Even with the difficulties, Hasina emphasizes the importance of focusing on the positive. “Right now, more than ever, it is important to make life simple, work together, and look to create small, achievable goals,” she says. “We must celebrate these small successes we make with gratitude. This time is challenging, and you can allow yourself to have these emotions and feelings.”

Ridhi Sukhnandan is a recent graduate of the York College Registered Nurse program and officially became a Registered Professional Nurse this past spring. Despite the worsening pandemic, she sought out employment in the hospital setting to provide direct care to patients in need. She is now a Perioperative Nurse with a private hospital system. “With the knowledge that as a Registered Nurse, I am possibly risking my life to pursue my passion in nursing, I decided to embrace this opportunity placed before me as a Perioperative Nurse,” Ridhi says of her professional journey. “On day one, there were feelings of excitement, eagerness to join my fellow nurses on the workforce who make an actual impact during this pandemic, but there were also feelings of being torn by my loved ones not wanting me to take this position. I can understand their fear, but I also feel that I’m starting my career at a perfect time in which my services are needed the most.” Ridhi also shared the following advice for other student nurses and recent graduates: “I encourage you to keep being resilient…Do all that you can to take care of yourself each day. Journaling, prayers, and meditation have helped me. Look within yourself and see what works for you.”

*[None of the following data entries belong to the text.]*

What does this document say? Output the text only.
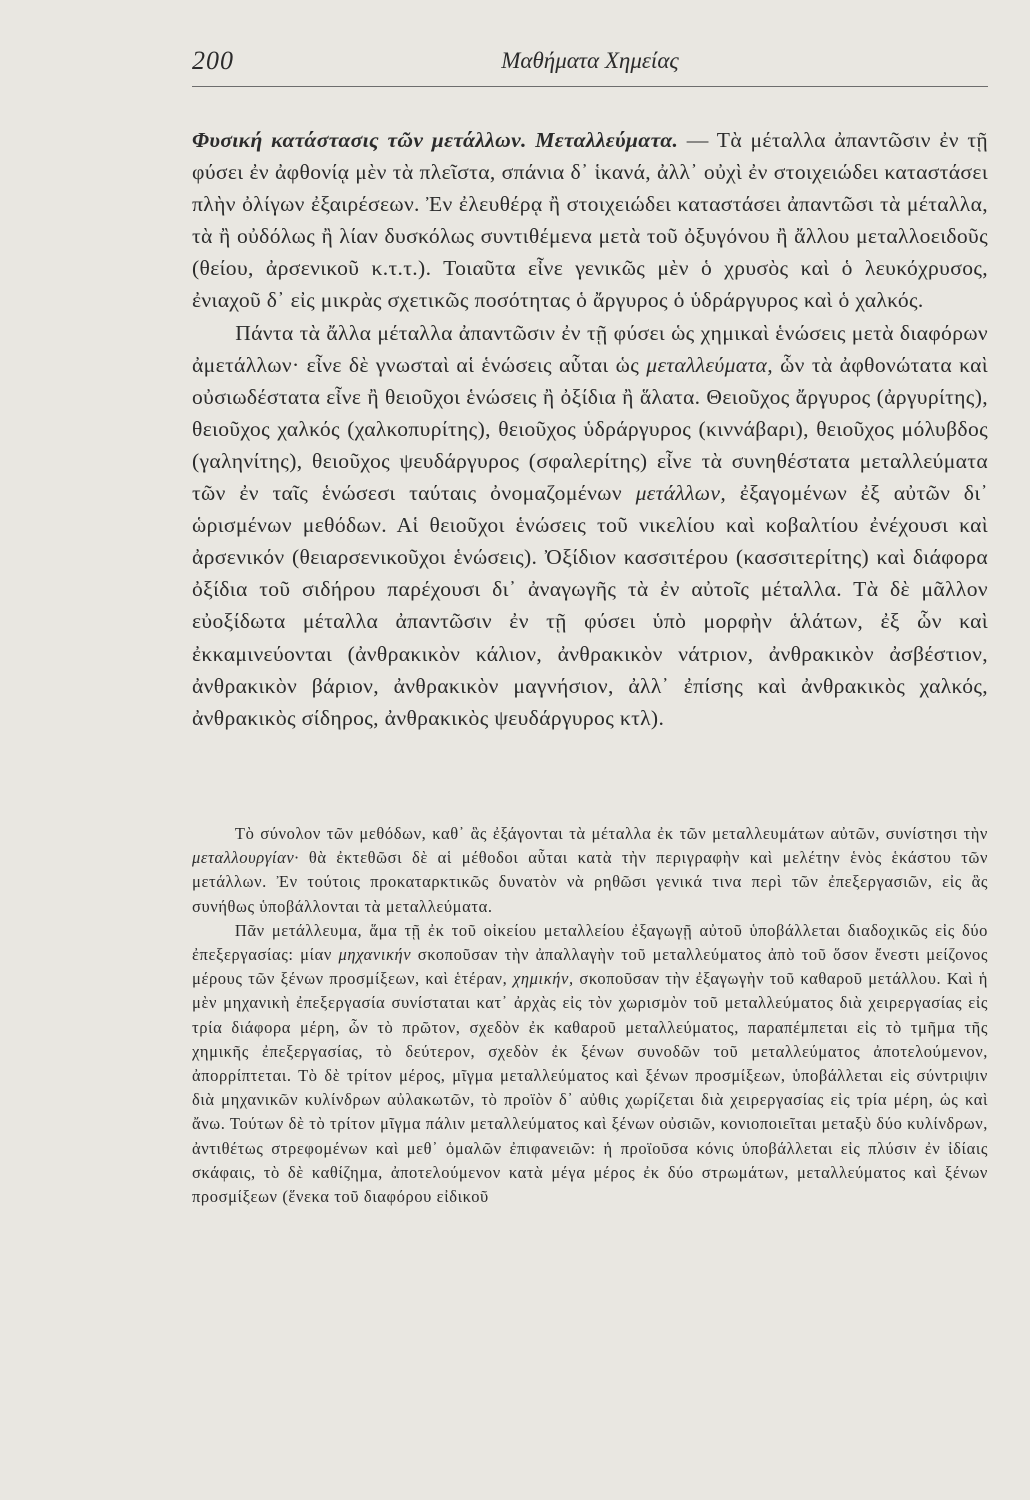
200	Μαθήματα Χημείας

Φυσική κατάστασις τῶν μετάλλων. Μεταλλεύματα. — Τὰ μέταλλα ἀπαντῶσιν ἐν τῇ φύσει ἐν ἀφθονίᾳ μὲν τὰ πλεῖστα, σπάνια δ᾽ ἱκανά, ἀλλ᾽ οὐχὶ ἐν στοιχειώδει καταστάσει πλὴν ὀλίγων ἐξαιρέσεων. Ἐν ἐλευθέρᾳ ἢ στοιχειώδει καταστάσει ἀπαντῶσι τὰ μέταλλα, τὰ ἢ οὐδόλως ἢ λίαν δυσκόλως συντιθέμενα μετὰ τοῦ ὀξυγόνου ἢ ἄλλου μεταλλοειδοῦς (θείου, ἀρσενικοῦ κ.τ.τ.). Τοιαῦτα εἶνε γενικῶς μὲν ὁ χρυσὸς καὶ ὁ λευκόχρυσος, ἐνιαχοῦ δ᾽ εἰς μικρὰς σχετικῶς ποσότητας ὁ ἄργυρος ὁ ὑδράργυρος καὶ ὁ χαλκός.

Πάντα τὰ ἄλλα μέταλλα ἀπαντῶσιν ἐν τῇ φύσει ὡς χημικαὶ ἑνώσεις μετὰ διαφόρων ἀμετάλλων· εἶνε δὲ γνωσταὶ αἱ ἑνώσεις αὗται ὡς μεταλλεύματα, ὧν τὰ ἀφθονώτατα καὶ οὐσιωδέστατα εἶνε ἢ θειοῦχοι ἑνώσεις ἢ ὀξίδια ἢ ἅλατα. Θειοῦχος ἄργυρος (ἀργυρίτης), θειοῦχος χαλκός (χαλκοπυρίτης), θειοῦχος ὑδράργυρος (κιννάβαρι), θειοῦχος μόλυβδος (γαληνίτης), θειοῦχος ψευδάργυρος (σφαλερίτης) εἶνε τὰ συνηθέστατα μεταλλεύματα τῶν ἐν ταῖς ἑνώσεσι ταύταις ὀνομαζομένων μετάλλων, ἐξαγομένων ἐξ αὐτῶν δι᾽ ὡρισμένων μεθόδων. Αἱ θειοῦχοι ἑνώσεις τοῦ νικελίου καὶ κοβαλτίου ἐνέχουσι καὶ ἀρσενικόν (θειαρσενικοῦχοι ἑνώσεις). Ὀξίδιον κασσιτέρου (κασσιτερίτης) καὶ διάφορα ὀξίδια τοῦ σιδήρου παρέχουσι δι᾽ ἀναγωγῆς τὰ ἐν αὐτοῖς μέταλλα. Τὰ δὲ μᾶλλον εὐοξίδωτα μέταλλα ἀπαντῶσιν ἐν τῇ φύσει ὑπὸ μορφὴν ἁλάτων, ἐξ ὧν καὶ ἐκκαμινεύονται (ἀνθρακικὸν κάλιον, ἀνθρακικὸν νάτριον, ἀνθρακικὸν ἀσβέστιον, ἀνθρακικὸν βάριον, ἀνθρακικὸν μαγνήσιον, ἀλλ᾽ ἐπίσης καὶ ἀνθρακικὸς χαλκός, ἀνθρακικὸς σίδηρος, ἀνθρακικὸς ψευδάργυρος κτλ).

Τὸ σύνολον τῶν μεθόδων, καθ᾽ ἃς ἐξάγονται τὰ μέταλλα ἐκ τῶν μεταλλευμάτων αὐτῶν, συνίστησι τὴν μεταλλουργίαν· θὰ ἐκτεθῶσι δὲ αἱ μέθοδοι αὗται κατὰ τὴν περιγραφὴν καὶ μελέτην ἑνὸς ἑκάστου τῶν μετάλλων. Ἐν τούτοις προκαταρκτικῶς δυνατὸν νὰ ρηθῶσι γενικά τινα περὶ τῶν ἐπεξεργασιῶν, εἰς ἃς συνήθως ὑποβάλλονται τὰ μεταλλεύματα.

Πᾶν μετάλλευμα, ἅμα τῇ ἐκ τοῦ οἰκείου μεταλλείου ἐξαγωγῇ αὐτοῦ ὑποβάλλεται διαδοχικῶς εἰς δύο ἐπεξεργασίας: μίαν μηχανικήν σκοποῦσαν τὴν ἀπαλλαγὴν τοῦ μεταλλεύματος ἀπὸ τοῦ ὅσον ἔνεστι μείζονος μέρους τῶν ξένων προσμίξεων, καὶ ἑτέραν, χημικήν, σκοποῦσαν τὴν ἐξαγωγὴν τοῦ καθαροῦ μετάλλου. Καὶ ἡ μὲν μηχανικὴ ἐπεξεργασία συνίσταται κατ᾽ ἀρχὰς εἰς τὸν χωρισμὸν τοῦ μεταλλεύματος διὰ χειρεργασίας εἰς τρία διάφορα μέρη, ὧν τὸ πρῶτον, σχεδὸν ἐκ καθαροῦ μεταλλεύματος, παραπέμπεται εἰς τὸ τμῆμα τῆς χημικῆς ἐπεξεργασίας, τὸ δεύτερον, σχεδὸν ἐκ ξένων συνοδῶν τοῦ μεταλλεύματος ἀποτελούμενον, ἀπορρίπτεται. Τὸ δὲ τρίτον μέρος, μῖγμα μεταλλεύματος καὶ ξένων προσμίξεων, ὑποβάλλεται εἰς σύντριψιν διὰ μηχανικῶν κυλίνδρων αὐλακωτῶν, τὸ προϊὸν δ᾽ αὐθις χωρίζεται διὰ χειρεργασίας εἰς τρία μέρη, ὡς καὶ ἄνω. Τούτων δὲ τὸ τρίτον μῖγμα πάλιν μεταλλεύματος καὶ ξένων οὐσιῶν, κονιοποιεῖται μεταξὺ δύο κυλίνδρων, ἀντιθέτως στρεφομένων καὶ μεθ᾽ ὁμαλῶν ἐπιφανειῶν: ἡ προϊοῦσα κόνις ὑποβάλλεται εἰς πλύσιν ἐν ἰδίαις σκάφαις, τὸ δὲ καθίζημα, ἀποτελούμενον κατὰ μέγα μέρος ἐκ δύο στρωμάτων, μεταλλεύματος καὶ ξένων προσμίξεων (ἕνεκα τοῦ διαφόρου εἰδικοῦ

Each of these new nurses has something in common: The passion for their career in nursing and the perseverance it takes to continue to do the work despite the daily risk faced amidst an active pandemic. Roxanna, Hasina, and Ridhi all have been met with similar challenges to balance: managing concerns for the safety of themselves, family, and patients while pursuing professional goals. But each encourages us to always seek balance in life despite the hardships faced and maintain a positive outlook.

About Jasmine Bratton-Robinson, MSN-Ed, RN

Jasmine is a lecturer with the City University of New York, York College Nursing Program. She has taught generic BSN students as well as RN to BSN nursing students. She has a Masters Degree in nursing science with a specialty in nursing education and is currently enrolled in a PhD program with a focus in nursing leadership. She plans to continue down a path of nursing education that leads to the development of various programs to assist nursing students not only throughout their careers but academic progression as well.